Main Issues of the Integration of Internally Displaced Persons and Implementation of Long-Term Solutions for Internal Displacement
As of 30 June 2021, according to the Unified Information Database of Internally Displaced Persons (hereinafter the “Unified Database”), 1,461,992 internally displaced persons from the temporarily occupied territories in Donetsk and Luhansk Regions, the Autonomous Republic of Crimea and City of Sevastopol had been registered. However, the data in the Unified Database are inconsistent with the information on actual number of people who have been displaced and actually reside in the territories controlled by Ukraine. The main reason for such inconsistency is that the persons who are registered in the temporarily occupied territories have access to most social allowances, administrative services or other legal rights only after they are registered as internally displaced persons. Thus, the persons who reside in the temporarily occupied territories or had left those territories before the start of the armed aggression of the Russian Federation against Ukraine have to obtain certificates of registration as internally displaced persons regardless of actual internal displacement as prescribed by the laws of Ukraine, clauses and standards of the international law. On the other hand, some of the internally displaced persons who do not have a pressing need for social aid, but need other forms of support are not registered as internally displaced persons as they are not aware of their rights. However, information on the actual number of the internally displaced persons is the precondition for implementation of the Strategy.

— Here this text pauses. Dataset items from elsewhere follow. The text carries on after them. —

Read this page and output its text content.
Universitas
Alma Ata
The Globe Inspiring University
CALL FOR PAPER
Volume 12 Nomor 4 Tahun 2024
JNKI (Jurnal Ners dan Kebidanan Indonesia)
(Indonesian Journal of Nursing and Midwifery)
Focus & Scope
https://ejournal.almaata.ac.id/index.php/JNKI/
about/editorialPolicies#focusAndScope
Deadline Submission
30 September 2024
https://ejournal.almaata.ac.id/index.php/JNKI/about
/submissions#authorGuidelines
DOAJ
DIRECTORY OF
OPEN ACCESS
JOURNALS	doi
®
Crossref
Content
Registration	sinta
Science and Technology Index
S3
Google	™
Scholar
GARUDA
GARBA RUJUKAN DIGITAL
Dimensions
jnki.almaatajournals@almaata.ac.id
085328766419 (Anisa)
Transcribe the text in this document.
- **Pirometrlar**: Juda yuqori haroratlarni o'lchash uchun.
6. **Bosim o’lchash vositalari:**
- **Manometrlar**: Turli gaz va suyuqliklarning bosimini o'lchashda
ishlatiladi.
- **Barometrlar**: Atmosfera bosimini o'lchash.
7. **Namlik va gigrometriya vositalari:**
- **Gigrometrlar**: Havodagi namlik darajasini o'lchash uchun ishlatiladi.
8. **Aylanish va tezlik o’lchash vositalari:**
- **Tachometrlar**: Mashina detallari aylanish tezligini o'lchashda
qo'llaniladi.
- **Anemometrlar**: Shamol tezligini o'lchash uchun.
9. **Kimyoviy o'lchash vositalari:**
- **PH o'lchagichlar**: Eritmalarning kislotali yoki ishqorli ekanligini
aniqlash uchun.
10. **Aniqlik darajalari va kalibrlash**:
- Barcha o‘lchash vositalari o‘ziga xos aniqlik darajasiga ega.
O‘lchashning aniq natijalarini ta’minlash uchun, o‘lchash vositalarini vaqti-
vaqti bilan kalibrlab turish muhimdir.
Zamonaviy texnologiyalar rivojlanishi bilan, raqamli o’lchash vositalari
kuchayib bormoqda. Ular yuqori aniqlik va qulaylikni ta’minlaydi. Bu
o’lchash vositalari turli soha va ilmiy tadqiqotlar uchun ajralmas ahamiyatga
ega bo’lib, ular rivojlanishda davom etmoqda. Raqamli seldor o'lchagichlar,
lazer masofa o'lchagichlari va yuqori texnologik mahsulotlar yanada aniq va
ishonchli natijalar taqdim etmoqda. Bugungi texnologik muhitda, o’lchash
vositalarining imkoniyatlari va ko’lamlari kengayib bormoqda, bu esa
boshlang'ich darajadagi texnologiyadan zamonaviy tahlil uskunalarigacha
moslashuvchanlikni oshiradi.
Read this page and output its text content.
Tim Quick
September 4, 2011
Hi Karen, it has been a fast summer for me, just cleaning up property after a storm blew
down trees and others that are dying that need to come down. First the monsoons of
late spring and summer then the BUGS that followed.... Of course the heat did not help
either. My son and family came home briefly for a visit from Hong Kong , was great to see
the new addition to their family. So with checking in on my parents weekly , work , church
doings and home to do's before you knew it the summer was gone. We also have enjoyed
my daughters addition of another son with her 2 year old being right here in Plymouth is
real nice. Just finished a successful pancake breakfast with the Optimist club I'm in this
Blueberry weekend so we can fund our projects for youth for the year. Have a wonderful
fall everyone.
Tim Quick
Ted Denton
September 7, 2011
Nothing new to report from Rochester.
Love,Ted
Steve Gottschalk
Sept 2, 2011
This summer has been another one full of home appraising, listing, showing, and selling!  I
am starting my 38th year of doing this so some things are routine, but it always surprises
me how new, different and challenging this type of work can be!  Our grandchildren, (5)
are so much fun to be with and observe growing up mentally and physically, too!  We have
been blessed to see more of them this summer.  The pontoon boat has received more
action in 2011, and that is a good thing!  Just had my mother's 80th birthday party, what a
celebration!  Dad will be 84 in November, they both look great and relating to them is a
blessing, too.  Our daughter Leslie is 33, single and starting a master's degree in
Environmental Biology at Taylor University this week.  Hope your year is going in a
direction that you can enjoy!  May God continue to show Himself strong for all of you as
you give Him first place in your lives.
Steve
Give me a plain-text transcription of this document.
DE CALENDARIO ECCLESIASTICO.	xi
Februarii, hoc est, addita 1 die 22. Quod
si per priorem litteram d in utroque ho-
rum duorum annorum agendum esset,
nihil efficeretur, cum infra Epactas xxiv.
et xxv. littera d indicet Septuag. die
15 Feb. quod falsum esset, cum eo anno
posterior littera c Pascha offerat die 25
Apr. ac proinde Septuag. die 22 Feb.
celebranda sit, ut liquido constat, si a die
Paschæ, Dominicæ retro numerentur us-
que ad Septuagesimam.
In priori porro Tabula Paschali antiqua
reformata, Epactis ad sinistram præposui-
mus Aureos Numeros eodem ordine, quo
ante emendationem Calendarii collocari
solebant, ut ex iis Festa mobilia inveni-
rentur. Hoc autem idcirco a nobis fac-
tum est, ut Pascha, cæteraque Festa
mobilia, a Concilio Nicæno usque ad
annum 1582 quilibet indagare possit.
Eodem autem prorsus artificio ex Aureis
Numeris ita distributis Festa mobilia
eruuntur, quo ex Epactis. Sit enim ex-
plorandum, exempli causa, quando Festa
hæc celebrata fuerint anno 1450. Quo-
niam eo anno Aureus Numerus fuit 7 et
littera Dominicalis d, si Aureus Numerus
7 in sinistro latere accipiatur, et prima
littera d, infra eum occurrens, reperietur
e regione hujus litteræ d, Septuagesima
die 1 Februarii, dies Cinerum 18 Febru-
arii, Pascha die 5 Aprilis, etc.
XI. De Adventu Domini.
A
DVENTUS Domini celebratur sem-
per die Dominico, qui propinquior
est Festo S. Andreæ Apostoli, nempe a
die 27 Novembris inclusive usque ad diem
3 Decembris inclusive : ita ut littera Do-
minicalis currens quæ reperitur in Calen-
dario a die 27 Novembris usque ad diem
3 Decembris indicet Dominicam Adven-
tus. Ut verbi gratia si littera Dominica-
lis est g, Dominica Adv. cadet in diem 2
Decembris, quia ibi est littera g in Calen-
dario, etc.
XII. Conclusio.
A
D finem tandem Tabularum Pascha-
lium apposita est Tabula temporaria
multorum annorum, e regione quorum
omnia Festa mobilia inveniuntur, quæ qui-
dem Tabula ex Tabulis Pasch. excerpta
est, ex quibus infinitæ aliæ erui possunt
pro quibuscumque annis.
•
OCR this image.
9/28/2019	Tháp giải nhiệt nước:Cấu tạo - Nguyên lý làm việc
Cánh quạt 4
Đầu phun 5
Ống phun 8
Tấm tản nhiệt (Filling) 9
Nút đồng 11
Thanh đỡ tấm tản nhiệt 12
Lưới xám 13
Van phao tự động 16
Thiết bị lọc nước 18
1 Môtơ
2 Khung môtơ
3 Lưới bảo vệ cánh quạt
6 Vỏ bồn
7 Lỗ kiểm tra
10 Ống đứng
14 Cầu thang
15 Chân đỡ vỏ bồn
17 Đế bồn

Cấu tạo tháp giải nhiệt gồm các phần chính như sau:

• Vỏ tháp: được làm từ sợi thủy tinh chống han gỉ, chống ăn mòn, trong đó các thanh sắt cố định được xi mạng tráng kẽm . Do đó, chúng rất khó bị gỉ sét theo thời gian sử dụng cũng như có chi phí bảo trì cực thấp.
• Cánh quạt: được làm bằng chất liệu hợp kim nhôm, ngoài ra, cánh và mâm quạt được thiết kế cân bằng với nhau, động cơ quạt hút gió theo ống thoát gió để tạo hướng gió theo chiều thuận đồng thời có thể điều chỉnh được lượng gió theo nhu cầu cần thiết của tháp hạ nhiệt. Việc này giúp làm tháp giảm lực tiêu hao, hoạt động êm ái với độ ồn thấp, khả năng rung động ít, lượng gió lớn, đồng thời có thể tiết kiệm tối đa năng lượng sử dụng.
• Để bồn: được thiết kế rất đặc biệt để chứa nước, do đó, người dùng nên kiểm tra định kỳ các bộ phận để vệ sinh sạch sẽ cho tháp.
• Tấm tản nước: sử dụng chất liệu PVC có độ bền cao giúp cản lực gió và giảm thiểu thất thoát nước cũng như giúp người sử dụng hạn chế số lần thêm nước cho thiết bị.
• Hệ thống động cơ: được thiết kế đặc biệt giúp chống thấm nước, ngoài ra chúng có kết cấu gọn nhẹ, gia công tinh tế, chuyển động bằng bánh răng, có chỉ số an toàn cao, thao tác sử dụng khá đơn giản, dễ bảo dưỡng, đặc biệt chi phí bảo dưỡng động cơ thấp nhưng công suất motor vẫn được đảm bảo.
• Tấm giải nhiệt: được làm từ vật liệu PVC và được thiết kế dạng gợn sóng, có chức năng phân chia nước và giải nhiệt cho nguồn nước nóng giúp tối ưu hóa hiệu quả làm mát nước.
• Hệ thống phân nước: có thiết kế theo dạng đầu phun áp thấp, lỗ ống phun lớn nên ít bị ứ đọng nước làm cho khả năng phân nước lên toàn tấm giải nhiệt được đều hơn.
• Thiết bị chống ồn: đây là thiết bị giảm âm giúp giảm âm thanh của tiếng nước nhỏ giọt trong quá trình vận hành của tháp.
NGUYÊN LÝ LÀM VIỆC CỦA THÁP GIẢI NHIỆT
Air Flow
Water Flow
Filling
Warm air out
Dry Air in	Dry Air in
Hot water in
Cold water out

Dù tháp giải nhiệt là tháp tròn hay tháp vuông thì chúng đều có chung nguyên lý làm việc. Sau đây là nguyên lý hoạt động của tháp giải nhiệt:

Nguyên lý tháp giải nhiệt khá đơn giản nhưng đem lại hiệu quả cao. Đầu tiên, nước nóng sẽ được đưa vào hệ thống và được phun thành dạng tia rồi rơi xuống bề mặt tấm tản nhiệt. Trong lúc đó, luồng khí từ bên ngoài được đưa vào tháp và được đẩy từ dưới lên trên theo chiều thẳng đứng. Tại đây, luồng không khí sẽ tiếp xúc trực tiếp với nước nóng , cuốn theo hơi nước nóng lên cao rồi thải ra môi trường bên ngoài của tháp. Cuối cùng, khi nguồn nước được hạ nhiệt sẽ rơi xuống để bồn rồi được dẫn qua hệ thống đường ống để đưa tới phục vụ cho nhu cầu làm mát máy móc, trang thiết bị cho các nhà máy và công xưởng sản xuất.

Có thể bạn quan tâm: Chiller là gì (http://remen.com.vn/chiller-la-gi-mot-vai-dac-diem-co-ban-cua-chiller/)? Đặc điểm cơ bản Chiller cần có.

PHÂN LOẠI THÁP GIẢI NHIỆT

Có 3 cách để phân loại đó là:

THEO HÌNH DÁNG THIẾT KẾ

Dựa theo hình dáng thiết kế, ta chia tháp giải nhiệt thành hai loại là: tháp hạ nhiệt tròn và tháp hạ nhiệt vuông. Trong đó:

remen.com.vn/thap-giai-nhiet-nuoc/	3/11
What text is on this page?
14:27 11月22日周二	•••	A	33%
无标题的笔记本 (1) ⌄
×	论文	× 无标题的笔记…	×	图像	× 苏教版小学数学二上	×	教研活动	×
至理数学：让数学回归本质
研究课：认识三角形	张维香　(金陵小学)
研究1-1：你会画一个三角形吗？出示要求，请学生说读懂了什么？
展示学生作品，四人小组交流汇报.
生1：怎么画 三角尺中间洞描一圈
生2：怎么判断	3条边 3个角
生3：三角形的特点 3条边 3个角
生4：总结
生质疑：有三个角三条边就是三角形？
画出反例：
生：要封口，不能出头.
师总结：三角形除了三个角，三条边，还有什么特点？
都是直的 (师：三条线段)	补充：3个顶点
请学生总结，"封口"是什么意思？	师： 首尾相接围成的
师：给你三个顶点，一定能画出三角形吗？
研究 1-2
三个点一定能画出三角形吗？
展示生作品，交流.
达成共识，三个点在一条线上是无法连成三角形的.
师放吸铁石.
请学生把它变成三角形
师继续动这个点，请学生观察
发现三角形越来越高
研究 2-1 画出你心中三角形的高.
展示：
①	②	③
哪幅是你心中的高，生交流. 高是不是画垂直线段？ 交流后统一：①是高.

According to the first report of the National System for Monitoring the Situation of the Internally Displaced Persons (March 2016), the main part of the internally displaced persons surveyed did not own residential property (76%) and lived in the rented accommodation or at their relatives’, receiving families’ home. As for their financial standing, more than 90 percent of the internally displaced persons noted that their aggregate income only covered food, necessary clothes, footwear and vital needs. Only 30.6 percent of the internally displaced persons worked full or part time.
In comparison with the first period when the monitoring was effected, the number of the internally displaced persons renting accommodation is 60 percent % while the employment level among the internally displaced persons is 46 percent (June 2020). The main conditions for successful integration mentioned by the internally displaced persons were housing (89 percent), regular income (80 percent) and employment (48 percent).
However, the internally displaced persons have become more vulnerable due to the considerable spread of the acute respiratory disease COVID-19 caused by the coronavirus SARS-CoV-2. Social protection of the internally displaced persons, including payment of pensions, depends on the certificate of registration as an internally displaced person, even if payments are not associated with internal displacement.
At present, there are still some key issues regarding integration of the internally displaced persons and introduction of mid-term solutions for internal displacement, including in the absence of the unified system for state evaluation of their integration level, which requires the integral system approach to implementation of the national policy in this area based on the coordinated actions of all the responsible governmental authorities.